The Data Warehouse ETL Toolkit: Practical Techniques for Extracting, Cleaning also by Ralph Kimball and Joe Caserta really is the sister book of the first. ETL (extract/transform/load) is the data transformation toolbox which helps you prepare the data before filling it into your dimensional model.

Again if I had to remember one thing about ETL, it is that data from live systems is very dirty (most of the time). GUI bugs let invalid or unreliable data enter into the system, and sometimes it just cannot be cleaned (you’ll have to introduce the idea of “unreliable” or “unknown” data in the datawarehouse system). One more reason to keep datawarehoused tables and columns to the strict minimum.

If you’re not a book guy or just want to have a first look at these subjects online, have a look at those sites:

  • the articles by Ralph Kimball
  • the Data Warehousing Review web site
  • the articles at DW Info Center

Which tools can I use?

Here’s my current setup of choice. Please note it’s a matter of personal taste – you’ll find plenty of tools on the web for that.
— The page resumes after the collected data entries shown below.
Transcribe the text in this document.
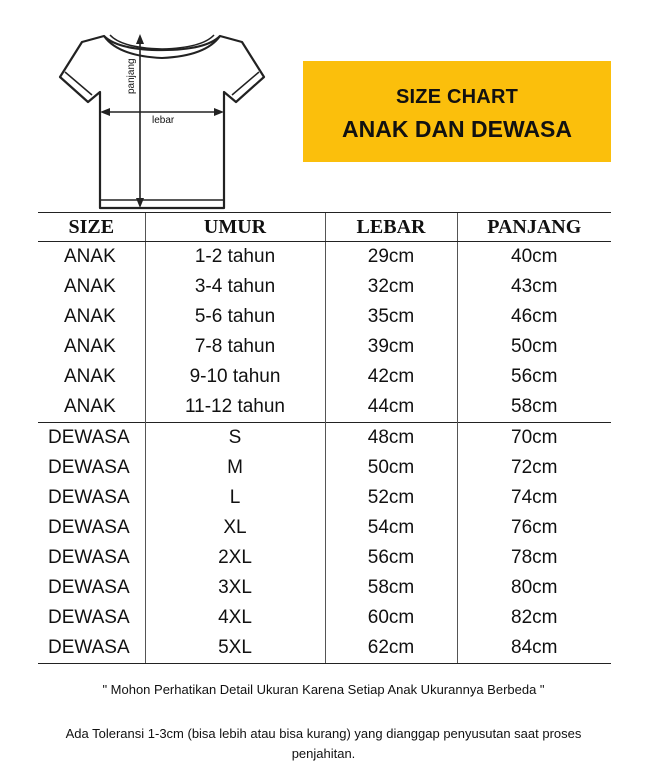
panjang
lebar
SIZE CHART
ANAK DAN DEWASA
SIZE	UMUR	LEBAR	PANJANG
ANAK	1-2 tahun	29cm	40cm
ANAK	3-4 tahun	32cm	43cm
ANAK	5-6 tahun	35cm	46cm
ANAK	7-8 tahun	39cm	50cm
ANAK	9-10 tahun	42cm	56cm
ANAK	11-12 tahun	44cm	58cm
DEWASA	S	48cm	70cm
DEWASA	M	50cm	72cm
DEWASA	L	52cm	74cm
DEWASA	XL	54cm	76cm
DEWASA	2XL	56cm	78cm
DEWASA	3XL	58cm	80cm
DEWASA	4XL	60cm	82cm
DEWASA	5XL	62cm	84cm
" Mohon Perhatikan Detail Ukuran Karena Setiap Anak Ukurannya Berbeda "
Ada Toleransi 1-3cm (bisa lebih atau bisa kurang) yang dianggap penyusutan saat proses penjahitan.
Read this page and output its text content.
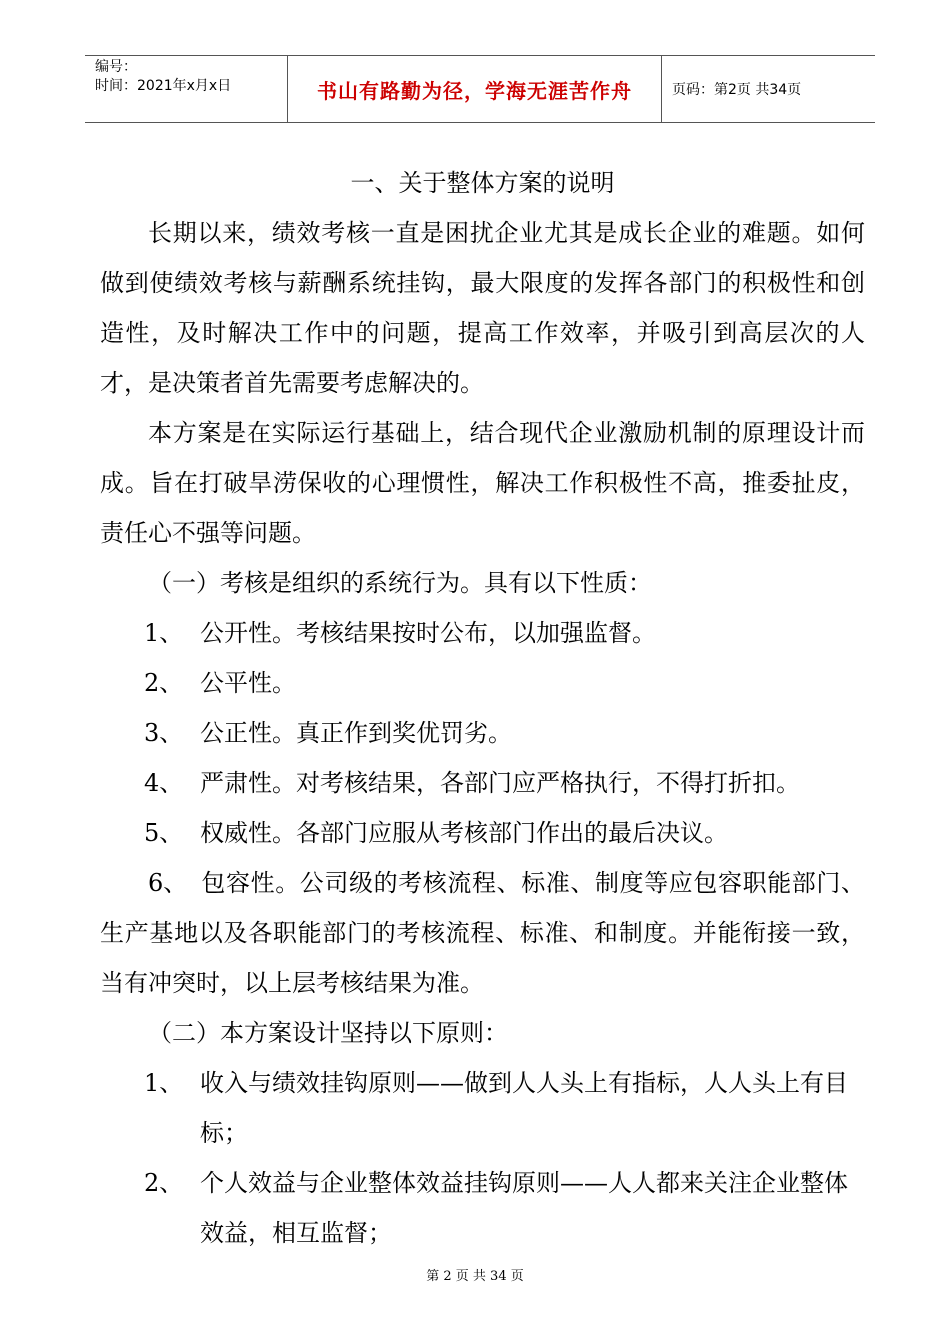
编号：
时间：2021年x月x日	书山有路勤为径，学海无涯苦作舟	页码：第2页 共34页

一、关于整体方案的说明

长期以来，绩效考核一直是困扰企业尤其是成长企业的难题。如何做到使绩效考核与薪酬系统挂钩，最大限度的发挥各部门的积极性和创造性，及时解决工作中的问题，提高工作效率，并吸引到高层次的人才，是决策者首先需要考虑解决的。

本方案是在实际运行基础上，结合现代企业激励机制的原理设计而成。旨在打破旱涝保收的心理惯性，解决工作积极性不高，推委扯皮，责任心不强等问题。

（一）考核是组织的系统行为。具有以下性质：

1、 公开性。考核结果按时公布，以加强监督。
2、 公平性。
3、 公正性。真正作到奖优罚劣。
4、 严肃性。对考核结果，各部门应严格执行，不得打折扣。
5、 权威性。各部门应服从考核部门作出的最后决议。

6、 包容性。公司级的考核流程、标准、制度等应包容职能部门、生产基地以及各职能部门的考核流程、标准、和制度。并能衔接一致，当有冲突时，以上层考核结果为准。

（二）本方案设计坚持以下原则：

1、 收入与绩效挂钩原则——做到人人头上有指标，人人头上有目标；
2、 个人效益与企业整体效益挂钩原则——人人都来关注企业整体效益，相互监督；
第 2 页 共 34 页
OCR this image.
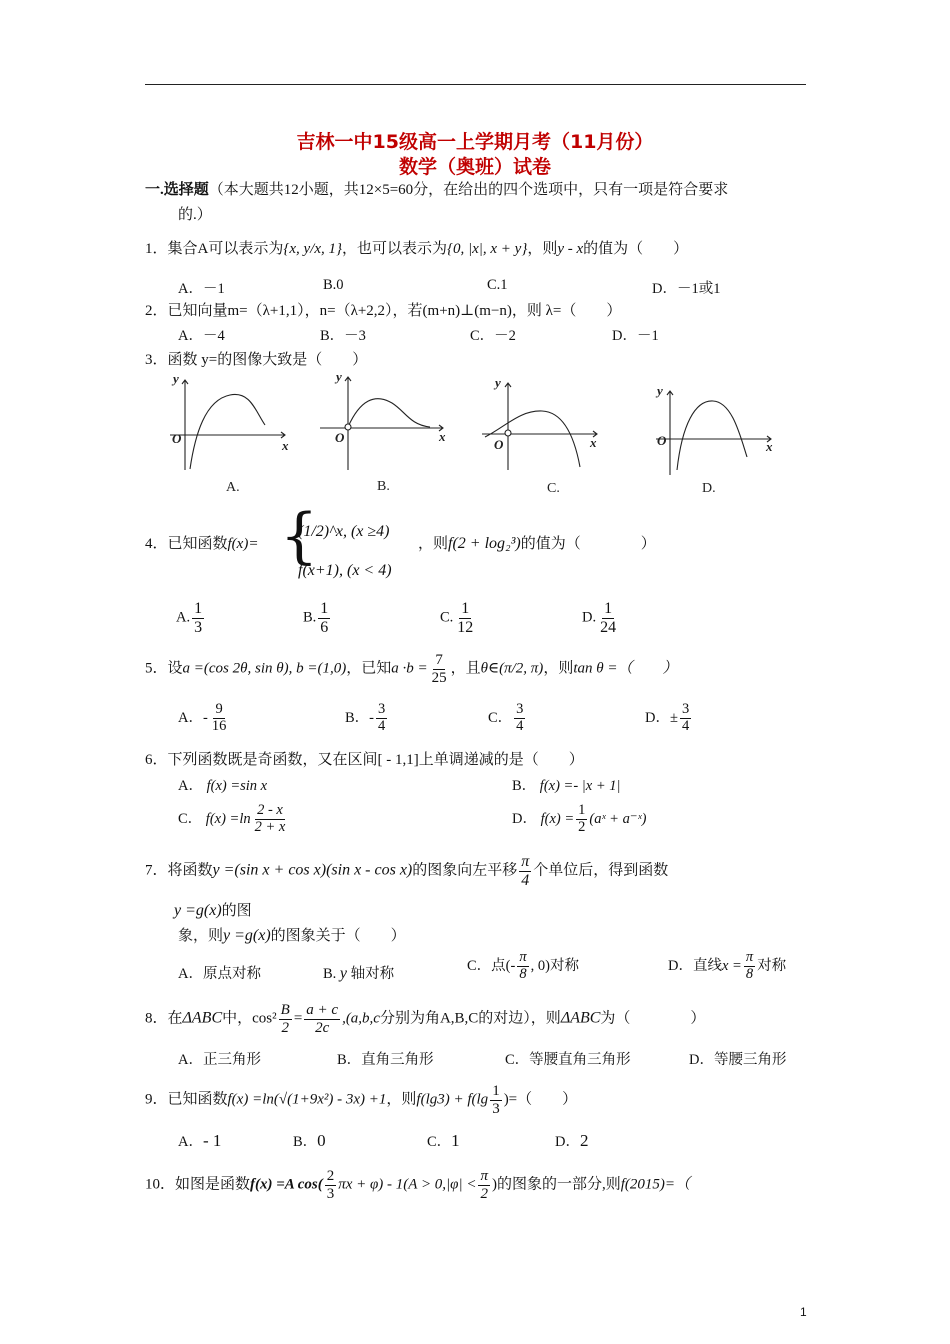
吉林一中15级高一上学期月考（11月份）
数学（奥班）试卷
一.选择题（本大题共12小题，共12×5=60分，在给出的四个选项中，只有一项是符合要求
的.）
1．集合A可以表示为{x, y/x, 1}，也可以表示为{0, |x|, x + y}，则y - x的值为（　　）
A．－1	B.0	C.1	D．－1或1
2．已知向量m=（λ+1,1），n=（λ+2,2），若(m+n)⊥(m−n)，则 λ=（　　）
A．－4	B．－3	C．－2	D．－1
3．函数 y=的图像大致是（　　）
O
y
x
O
y
x
O
y
x	O
y
x
A.	B.	C.	D.
4．已知函数f(x)= {
(1/2)^x, (x ≥4)
f(x+1), (x < 4)
，则f(2 + log₂³)的值为（　　　　）
A. $\frac{1}{3}$	B. $\frac{1}{6}$	C. $\frac{1}{12}$	D. $\frac{1}{24}$
5．设a =(cos 2θ, sin θ), b =(1,0)，已知$a \cdot b = \frac{7}{25}$ ，且θ∈(π/2, π)，则tan θ =（　　）
A．- $\frac{9}{16}$	B．- $\frac{3}{4}$	C． $\frac{3}{4}$	D．± $\frac{3}{4}$
6．下列函数既是奇函数，又在区间[ - 1,1]上单调递减的是（　　）
A． f(x) =sin x	B． f(x) =- |x + 1|
C． $f(x) =\ln \frac{2 - x}{2 + x}$	D． $f(x) = \frac{1}{2}$ (aˣ + a⁻ˣ)
7．将函数y =(sin x + cos x)(sin x - cos x)的图象向左平移 $\frac{\pi}{4}$ 个单位后，得到函数
y =g(x)的图
象，则y =g(x)的图象关于（　　）
A．原点对称	B. y 轴对称
C．点(- $\frac{\pi}{8}$ , 0)对称	D．直线$x = \frac{\pi}{8}$ 对称
8．在ΔABC中，$\cos^2 \frac{B}{2} = \frac{a + c}{2c} ,(a,b,c$分别为角A,B,C的对边），则ΔABC为（　　　　）
A．正三角形	B．直角三角形	C．等腰直角三角形	D．等腰三角形
9．已知函数f(x) =ln(√(1+9x²) - 3x) +1，则$f(\lg 3) + f(\lg \frac{1}{3}$ )=（　　）
A．- 1	B．0	C．1	D．2
10．如图是函数f(x) =A $\cos( \frac{2}{3}$ $\pi x + \varphi) - 1(A > 0,|\varphi| < \frac{\pi}{2}$ )的图象的一部分,则f(2015)=（
1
Just be aware that many overly complicated tools exist – prototyping a bit to see if a tool matches your preferences is worth it before taking the plunge:

  • ActiveWarehouse – a Ruby open-source project to handle analytical stuff
  • ActiveWarehouse-ETL – the sister project to handle extract transform and load
  • a simple MySQL back-end
  • Microsoft Excel equipped with the MySQL ODBC driver
  • Tableau Software whenever I can (a fantastic tool to dive into data and analyze it very quickly)
  • Ruby Reports aka Ruport to generate canned reports with grace

I’ve been using other software before (and still continue to do it), including Microsoft SSIS to build the data aggregation engine behind the Villanao website.

While it’s true that Ruby is slow compared to other languages or tools, I found out that focusing on a highly hackable solution was worth it, in my cases. SSIS and other solutions were kind of hard to deploy and maintain on the long run (my own opinion – and it reflects my current employer opinion, myself).

Thanks

Many thanks to Anthony Eden for building ActiveWarehouse and for his support on the ActiveWarehouse mailing-list.